SteamOS-RW
Use pacman without breaking SteamOS
Usage
- Make sure your sudo password is set (use the
passwdcommand in Konsole if not) - open a terminal and copy/paste the following command:
curl -L https://gitea.sugoidogo.com/sugoidogo/steamos-rw/raw/branch/master/curlme.sh | bash
Once installed, you can use the steamos-rw command to enable, disable, or reset your writeable overlay.
Details
The overlay data is stored in a disk image at /home/.steamos/offload/usr.img alongside the rest of the SteamOS offload folders.
That disk image is mounted to /var/lib/overlays/usr alongside the etc overlay folder (var-lib-overlay-usr.mount).
Overlayfs is used the same way as SteamOS does with the etc overlay to enable writing to the usr folder (usr.mount), which allows you to use pacman.
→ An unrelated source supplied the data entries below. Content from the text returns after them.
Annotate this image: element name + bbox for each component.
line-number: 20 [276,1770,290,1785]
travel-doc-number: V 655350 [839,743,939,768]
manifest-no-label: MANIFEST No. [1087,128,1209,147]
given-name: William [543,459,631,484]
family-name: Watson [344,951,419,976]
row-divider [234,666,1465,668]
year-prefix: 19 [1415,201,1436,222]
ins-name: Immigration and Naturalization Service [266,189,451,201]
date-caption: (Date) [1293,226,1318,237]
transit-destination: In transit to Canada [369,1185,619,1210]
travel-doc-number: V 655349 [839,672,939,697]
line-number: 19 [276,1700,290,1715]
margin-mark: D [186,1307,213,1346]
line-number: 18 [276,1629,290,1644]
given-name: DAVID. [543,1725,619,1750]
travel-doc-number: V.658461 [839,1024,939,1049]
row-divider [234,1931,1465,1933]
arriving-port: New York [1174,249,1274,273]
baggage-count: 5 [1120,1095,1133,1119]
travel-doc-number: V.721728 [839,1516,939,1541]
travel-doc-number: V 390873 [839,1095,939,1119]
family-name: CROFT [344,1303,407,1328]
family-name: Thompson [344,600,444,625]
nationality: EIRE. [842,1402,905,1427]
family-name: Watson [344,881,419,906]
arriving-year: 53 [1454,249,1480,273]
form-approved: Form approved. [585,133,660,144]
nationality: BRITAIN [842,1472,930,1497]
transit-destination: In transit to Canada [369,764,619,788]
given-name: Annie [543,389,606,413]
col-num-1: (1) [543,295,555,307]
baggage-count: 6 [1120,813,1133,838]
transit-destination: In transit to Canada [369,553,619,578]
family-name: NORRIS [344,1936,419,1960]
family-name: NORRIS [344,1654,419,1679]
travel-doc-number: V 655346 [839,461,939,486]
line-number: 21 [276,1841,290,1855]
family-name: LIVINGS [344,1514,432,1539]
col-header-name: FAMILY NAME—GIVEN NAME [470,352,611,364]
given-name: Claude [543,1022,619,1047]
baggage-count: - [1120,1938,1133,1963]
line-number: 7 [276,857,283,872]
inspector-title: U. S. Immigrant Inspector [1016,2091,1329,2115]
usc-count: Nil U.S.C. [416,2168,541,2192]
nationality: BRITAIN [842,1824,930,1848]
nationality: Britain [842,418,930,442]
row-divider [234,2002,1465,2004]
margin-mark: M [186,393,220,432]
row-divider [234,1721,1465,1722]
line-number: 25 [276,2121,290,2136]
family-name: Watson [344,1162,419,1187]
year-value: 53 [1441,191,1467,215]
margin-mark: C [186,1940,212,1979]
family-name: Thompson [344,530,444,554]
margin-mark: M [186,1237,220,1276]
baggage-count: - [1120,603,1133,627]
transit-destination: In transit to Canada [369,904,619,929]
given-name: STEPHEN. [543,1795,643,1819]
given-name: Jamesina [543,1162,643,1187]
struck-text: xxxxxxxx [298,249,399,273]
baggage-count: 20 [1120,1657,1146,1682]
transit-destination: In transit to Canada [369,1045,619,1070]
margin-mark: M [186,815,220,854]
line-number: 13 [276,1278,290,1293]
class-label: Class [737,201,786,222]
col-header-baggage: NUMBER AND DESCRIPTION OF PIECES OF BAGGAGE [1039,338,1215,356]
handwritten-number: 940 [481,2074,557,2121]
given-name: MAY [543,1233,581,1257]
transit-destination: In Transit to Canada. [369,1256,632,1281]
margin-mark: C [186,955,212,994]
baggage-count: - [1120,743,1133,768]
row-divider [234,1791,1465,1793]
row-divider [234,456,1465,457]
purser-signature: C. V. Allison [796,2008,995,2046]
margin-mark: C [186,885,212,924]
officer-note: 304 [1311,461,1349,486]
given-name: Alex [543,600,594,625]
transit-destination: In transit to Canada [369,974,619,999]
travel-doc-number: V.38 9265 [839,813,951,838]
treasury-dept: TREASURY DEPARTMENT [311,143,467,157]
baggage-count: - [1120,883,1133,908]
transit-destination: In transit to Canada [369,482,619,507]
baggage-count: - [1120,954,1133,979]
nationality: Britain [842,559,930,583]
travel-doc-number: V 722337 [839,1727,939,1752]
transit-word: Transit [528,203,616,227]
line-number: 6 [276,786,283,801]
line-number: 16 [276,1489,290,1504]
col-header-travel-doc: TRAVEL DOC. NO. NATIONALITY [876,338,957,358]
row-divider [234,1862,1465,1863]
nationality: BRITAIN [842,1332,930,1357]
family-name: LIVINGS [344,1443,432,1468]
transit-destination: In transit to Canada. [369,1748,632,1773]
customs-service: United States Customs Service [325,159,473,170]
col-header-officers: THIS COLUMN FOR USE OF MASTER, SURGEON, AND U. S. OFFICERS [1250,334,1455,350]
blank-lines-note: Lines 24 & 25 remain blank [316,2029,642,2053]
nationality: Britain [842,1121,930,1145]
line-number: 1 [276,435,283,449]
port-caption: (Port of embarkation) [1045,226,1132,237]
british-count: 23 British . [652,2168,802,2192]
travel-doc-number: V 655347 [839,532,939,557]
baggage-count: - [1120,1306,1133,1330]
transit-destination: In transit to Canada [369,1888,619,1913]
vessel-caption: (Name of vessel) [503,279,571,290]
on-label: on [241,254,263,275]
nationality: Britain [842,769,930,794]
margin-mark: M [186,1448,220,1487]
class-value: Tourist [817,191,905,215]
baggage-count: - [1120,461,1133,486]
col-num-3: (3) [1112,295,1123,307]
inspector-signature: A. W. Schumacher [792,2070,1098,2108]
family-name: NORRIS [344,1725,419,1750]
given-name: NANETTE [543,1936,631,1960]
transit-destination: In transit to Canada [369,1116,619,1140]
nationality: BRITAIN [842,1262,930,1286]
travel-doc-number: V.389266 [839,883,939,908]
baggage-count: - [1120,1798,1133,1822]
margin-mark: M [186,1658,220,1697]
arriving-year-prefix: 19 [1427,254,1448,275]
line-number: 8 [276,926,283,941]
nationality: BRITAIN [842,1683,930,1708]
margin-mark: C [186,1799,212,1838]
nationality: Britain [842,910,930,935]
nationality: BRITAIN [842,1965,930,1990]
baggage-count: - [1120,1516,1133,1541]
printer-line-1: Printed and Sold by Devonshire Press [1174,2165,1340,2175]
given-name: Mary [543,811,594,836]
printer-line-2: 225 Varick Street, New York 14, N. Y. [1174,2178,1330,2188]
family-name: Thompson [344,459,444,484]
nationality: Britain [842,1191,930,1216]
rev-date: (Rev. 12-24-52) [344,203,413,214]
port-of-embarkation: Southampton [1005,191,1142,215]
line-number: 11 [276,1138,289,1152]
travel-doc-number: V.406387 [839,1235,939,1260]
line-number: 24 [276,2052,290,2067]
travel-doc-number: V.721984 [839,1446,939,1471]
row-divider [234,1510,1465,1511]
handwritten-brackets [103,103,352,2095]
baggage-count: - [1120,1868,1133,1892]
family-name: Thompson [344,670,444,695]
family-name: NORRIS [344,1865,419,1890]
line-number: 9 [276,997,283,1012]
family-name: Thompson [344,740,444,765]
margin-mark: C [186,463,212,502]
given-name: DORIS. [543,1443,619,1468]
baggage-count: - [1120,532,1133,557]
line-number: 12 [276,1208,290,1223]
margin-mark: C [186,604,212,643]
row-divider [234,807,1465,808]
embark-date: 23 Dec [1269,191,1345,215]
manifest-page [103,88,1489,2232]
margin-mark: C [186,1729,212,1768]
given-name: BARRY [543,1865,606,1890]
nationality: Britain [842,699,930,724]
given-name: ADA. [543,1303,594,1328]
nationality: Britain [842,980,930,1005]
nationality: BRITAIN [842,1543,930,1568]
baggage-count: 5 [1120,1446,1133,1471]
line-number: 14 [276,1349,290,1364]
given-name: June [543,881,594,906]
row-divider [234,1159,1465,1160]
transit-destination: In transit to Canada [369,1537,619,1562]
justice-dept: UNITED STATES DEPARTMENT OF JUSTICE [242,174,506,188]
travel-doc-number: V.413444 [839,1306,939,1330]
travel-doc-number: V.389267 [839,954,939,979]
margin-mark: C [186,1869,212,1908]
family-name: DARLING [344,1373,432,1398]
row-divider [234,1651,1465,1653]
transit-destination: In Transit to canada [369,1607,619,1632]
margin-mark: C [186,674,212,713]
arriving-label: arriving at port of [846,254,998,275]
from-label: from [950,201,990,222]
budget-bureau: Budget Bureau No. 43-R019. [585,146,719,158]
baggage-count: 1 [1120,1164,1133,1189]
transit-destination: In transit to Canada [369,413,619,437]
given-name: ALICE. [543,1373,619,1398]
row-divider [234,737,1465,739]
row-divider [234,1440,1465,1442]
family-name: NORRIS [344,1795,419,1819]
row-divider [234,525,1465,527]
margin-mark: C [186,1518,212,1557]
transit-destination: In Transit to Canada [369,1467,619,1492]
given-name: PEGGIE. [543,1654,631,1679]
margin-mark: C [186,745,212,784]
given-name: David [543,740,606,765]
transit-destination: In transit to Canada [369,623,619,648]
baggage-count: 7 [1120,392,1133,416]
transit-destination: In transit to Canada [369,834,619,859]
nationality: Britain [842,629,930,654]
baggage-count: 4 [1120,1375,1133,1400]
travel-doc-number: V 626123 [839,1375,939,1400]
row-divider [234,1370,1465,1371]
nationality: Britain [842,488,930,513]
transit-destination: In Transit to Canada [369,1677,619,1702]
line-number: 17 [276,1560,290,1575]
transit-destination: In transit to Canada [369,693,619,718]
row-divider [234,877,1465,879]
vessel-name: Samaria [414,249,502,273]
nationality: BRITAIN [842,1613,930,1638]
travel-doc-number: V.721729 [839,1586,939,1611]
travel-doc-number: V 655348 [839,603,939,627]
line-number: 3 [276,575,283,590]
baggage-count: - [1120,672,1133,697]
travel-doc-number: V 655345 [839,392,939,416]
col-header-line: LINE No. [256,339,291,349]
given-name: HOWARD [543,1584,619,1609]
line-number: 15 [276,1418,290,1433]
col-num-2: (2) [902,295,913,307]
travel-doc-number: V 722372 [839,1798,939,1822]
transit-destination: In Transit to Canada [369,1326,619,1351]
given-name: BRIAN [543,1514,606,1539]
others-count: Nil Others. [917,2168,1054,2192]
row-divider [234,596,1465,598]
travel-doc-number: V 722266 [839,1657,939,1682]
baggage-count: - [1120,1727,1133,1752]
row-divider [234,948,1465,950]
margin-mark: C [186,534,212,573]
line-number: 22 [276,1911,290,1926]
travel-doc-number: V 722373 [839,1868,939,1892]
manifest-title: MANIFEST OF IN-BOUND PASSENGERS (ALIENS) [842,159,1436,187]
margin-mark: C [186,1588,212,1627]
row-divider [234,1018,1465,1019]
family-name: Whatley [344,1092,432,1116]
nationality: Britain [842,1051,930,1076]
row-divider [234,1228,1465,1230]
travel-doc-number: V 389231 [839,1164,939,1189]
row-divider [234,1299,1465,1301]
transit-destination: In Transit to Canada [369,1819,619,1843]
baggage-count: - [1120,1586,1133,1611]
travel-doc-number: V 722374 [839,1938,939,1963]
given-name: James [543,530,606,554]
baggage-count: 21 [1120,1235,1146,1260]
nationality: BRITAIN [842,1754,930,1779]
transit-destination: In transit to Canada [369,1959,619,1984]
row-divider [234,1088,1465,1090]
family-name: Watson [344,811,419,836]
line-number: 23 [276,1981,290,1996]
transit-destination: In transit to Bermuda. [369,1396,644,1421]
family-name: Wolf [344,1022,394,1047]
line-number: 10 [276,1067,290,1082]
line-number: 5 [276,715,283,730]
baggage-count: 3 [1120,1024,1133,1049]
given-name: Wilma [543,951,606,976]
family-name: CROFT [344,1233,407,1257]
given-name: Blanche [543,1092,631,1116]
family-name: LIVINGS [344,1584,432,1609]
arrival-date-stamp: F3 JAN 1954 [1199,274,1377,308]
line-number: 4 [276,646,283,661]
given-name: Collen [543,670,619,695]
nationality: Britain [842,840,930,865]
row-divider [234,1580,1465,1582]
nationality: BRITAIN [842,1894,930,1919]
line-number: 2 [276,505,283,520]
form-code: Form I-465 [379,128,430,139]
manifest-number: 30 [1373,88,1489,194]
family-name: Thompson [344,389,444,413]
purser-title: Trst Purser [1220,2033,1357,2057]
Additionally, all the pre-installed packages are added to the pacman IgnorePkg list (/etc/pacman.conf) to prevent you from borking your system with a pacman -Syu.
Next, the default mirrorlist (/etc/pacman.d/mirrorlist) has to have SigLevel = Optional TrustAll added to work at all, thanks to valve somehow breaking package/repo signing.
Since SteamOS 3.6, the pacman cache is stored on the home partition, removing the need for the paccache service, and the atomic-update config allows us to exclude steamos-rw files from being removed with updates.
To get systemd services like tailscale working, a system and user service (overlay-units.service) is added to issue start commands to enabled services, since they show up in the system too late for systemd to automatically start them.
Finally, steamos-rw.target and the steamos-rw command allow you to easily control the overlay.
You can also use steamos-rw reset to re-format the overlay disk image if you'd like to reset your installed software.